Она проглатывала их, но без нетерпения, уверенная, что рано или поздно Жерар завоюет известность, и она узнает его на этих страницах о беззаботных звездах. Даррье, Перье, Романс… Я заблудился во временах года, не знал, какое сегодня число, который час. Но веселился как заведенный, без тормозов, и Люс касалась меня каждую секунду. Мы говорили практически только о Жераре: фильмы, пьесы, образ жизни богемы Парижа… Ампаро, когда мы оставались с ней вдвоем, пока Люс слонялась по Вильнёву, чуть-чуть раскрепощалась. На ужасном французском, вперемешку с каталонским, она рассказывала о своем бегстве из Барселоны в первые дни гражданской войны. Они с мужем приехали сюда к одной семье, эмигрировавшей в начале двадцатых годов.
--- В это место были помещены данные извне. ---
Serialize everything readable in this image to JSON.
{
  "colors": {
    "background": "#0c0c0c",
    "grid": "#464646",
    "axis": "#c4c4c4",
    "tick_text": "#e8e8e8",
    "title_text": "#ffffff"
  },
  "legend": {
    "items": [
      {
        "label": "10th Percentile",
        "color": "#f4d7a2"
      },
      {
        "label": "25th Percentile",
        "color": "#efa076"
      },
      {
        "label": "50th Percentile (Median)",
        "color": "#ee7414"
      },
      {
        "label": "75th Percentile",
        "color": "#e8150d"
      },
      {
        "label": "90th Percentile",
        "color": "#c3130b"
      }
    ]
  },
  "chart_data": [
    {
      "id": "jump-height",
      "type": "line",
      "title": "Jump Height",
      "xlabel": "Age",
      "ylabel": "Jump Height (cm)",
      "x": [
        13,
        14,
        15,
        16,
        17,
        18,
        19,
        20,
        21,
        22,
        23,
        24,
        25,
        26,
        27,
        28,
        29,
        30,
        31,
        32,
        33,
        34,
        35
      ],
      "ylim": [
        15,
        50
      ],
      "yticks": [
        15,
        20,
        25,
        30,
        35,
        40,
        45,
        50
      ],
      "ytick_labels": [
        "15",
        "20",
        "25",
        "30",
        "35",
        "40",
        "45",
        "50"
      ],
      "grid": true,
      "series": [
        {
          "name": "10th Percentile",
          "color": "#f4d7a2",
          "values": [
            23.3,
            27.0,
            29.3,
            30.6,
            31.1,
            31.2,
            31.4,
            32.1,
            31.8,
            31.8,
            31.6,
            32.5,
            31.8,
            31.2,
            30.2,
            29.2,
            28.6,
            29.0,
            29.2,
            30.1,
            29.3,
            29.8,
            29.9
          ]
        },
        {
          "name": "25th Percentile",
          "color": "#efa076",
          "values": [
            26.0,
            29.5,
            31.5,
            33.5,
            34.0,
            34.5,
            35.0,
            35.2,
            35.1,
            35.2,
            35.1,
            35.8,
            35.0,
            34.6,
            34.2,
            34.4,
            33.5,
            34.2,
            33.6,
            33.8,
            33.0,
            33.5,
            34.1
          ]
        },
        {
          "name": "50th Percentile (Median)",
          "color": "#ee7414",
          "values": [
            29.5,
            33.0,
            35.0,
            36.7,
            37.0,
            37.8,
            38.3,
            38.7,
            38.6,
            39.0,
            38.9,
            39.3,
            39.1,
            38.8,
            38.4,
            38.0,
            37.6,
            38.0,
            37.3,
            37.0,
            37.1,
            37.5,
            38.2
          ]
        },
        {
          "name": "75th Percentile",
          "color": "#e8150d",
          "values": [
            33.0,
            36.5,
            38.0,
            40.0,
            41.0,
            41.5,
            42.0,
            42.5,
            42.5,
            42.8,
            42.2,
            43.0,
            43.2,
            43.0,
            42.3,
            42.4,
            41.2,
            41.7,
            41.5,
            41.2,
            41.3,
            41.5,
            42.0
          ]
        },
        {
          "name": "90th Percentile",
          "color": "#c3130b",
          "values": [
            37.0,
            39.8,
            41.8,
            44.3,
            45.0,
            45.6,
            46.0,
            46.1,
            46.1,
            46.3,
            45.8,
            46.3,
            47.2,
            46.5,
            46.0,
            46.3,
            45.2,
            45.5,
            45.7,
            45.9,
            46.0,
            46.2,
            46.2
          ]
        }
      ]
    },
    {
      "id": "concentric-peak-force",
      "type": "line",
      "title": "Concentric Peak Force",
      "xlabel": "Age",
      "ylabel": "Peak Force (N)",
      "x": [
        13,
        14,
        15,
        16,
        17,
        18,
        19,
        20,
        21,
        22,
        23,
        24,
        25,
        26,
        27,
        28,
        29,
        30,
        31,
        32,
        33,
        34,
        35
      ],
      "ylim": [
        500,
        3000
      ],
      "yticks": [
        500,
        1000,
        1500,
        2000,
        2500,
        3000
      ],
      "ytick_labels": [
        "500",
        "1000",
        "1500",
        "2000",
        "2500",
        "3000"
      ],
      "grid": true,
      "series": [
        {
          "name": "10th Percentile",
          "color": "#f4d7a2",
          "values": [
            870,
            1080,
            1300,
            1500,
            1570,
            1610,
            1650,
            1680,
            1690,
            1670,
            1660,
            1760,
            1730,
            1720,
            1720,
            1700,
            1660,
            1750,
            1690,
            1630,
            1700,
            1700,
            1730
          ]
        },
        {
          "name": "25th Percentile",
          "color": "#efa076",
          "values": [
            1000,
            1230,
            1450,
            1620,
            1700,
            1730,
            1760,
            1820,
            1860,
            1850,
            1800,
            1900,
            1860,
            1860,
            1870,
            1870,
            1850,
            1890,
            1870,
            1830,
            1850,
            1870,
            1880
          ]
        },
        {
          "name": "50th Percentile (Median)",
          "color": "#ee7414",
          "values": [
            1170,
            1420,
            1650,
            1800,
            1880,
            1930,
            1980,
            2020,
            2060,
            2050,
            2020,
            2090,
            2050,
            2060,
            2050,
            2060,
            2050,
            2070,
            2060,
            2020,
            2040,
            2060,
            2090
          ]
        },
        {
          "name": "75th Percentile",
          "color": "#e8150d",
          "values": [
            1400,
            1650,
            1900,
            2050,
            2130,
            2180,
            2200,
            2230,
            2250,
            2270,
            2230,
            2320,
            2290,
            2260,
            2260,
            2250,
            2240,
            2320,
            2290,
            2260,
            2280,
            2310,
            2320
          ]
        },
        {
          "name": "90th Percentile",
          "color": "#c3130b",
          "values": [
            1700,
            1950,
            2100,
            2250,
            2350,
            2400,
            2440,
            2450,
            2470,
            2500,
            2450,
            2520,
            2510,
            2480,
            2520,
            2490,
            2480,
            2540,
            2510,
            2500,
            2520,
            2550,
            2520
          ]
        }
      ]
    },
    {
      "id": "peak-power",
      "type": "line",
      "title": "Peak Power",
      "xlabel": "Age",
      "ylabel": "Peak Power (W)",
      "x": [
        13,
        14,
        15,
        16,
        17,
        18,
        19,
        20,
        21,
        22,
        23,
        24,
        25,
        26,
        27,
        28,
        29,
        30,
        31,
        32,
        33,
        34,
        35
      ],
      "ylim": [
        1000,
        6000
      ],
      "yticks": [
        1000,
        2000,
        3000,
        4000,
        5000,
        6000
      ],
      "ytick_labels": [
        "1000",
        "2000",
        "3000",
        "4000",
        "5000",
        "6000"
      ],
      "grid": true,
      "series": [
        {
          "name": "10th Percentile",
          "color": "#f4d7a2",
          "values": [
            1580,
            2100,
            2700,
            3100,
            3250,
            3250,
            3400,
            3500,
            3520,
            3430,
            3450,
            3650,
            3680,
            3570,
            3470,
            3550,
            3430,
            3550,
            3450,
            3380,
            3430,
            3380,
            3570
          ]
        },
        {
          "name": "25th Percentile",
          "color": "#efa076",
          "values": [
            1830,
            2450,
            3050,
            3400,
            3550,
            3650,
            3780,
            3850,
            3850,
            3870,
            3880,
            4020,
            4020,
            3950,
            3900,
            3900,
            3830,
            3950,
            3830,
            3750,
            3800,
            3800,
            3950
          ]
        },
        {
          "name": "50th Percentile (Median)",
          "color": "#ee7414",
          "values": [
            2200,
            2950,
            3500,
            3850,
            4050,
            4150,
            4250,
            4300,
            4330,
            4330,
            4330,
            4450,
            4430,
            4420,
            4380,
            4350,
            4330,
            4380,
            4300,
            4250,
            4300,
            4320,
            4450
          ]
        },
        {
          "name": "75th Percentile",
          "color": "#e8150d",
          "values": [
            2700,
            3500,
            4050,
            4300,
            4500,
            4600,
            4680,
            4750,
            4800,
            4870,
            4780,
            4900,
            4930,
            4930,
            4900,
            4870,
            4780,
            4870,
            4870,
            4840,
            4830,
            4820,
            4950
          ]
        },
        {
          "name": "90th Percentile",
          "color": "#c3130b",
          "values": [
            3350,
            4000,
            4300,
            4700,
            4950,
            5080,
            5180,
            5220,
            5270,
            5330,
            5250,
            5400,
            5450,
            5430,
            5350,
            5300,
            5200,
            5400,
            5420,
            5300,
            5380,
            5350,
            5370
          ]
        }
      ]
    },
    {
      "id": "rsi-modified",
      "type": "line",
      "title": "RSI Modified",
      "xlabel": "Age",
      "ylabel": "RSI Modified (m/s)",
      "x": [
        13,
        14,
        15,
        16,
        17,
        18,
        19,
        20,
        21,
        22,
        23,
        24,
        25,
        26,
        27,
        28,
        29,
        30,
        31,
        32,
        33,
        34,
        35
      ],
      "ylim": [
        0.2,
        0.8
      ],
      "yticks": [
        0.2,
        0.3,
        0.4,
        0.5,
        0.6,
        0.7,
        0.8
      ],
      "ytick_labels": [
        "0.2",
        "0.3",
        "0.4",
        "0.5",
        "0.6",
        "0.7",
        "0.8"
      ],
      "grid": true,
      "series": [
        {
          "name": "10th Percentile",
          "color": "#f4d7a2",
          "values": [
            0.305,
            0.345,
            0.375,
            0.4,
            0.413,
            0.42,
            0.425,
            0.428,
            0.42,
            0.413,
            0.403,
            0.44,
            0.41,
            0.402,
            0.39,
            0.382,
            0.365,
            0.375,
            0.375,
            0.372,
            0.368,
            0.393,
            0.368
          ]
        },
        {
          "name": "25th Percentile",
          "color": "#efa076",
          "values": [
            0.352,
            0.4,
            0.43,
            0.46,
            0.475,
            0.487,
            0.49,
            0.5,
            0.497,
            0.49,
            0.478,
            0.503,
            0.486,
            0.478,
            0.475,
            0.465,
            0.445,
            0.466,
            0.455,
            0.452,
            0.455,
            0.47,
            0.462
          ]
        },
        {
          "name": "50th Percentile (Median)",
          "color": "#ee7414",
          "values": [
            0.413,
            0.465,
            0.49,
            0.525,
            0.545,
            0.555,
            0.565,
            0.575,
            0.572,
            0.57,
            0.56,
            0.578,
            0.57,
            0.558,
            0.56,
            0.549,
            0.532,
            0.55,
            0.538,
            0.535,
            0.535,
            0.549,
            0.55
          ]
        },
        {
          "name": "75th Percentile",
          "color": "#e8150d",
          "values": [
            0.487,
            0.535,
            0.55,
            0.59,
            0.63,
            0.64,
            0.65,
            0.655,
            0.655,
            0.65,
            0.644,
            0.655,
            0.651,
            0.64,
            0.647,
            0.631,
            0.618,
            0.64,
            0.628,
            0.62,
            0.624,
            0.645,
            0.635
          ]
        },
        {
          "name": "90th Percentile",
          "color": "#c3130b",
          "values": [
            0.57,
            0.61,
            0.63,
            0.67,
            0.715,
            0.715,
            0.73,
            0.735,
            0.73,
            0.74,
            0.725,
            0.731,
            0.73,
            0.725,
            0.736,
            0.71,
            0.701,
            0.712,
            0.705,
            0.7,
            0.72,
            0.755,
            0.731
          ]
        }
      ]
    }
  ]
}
Она описывала красоту своего города, свою жизнь на бульварах Барселоны, а потом замолкала на долгие минуты, и я не смел их прерывать, просто шелушил горох или служил манекеном для костюма, который она перекраивала. Как-то она рассказала мне о двух братьях, ее муже и отце Люс, и о неверной жене, матери Люс. Из-за матери Люс все и случилось, из-за ее жажды мужчин. Слишком играла кровь в венах. Она стравила братьев, задирая юбку и зубоскаля без стеснения, так, что дошло до дела чести. Муж Ампаро хотел уехать, а эта шлюха, мать Люс, поклялась последовать за ним. И тогда отец Люс сказал, что должен будет их убить. Все произошло после ужина, зимой, около колодца, там, где когда-то мы с Люс разыгрывали последнее действие нашего „Сида“. Братья сошлись в рукопашной, и все решил нож.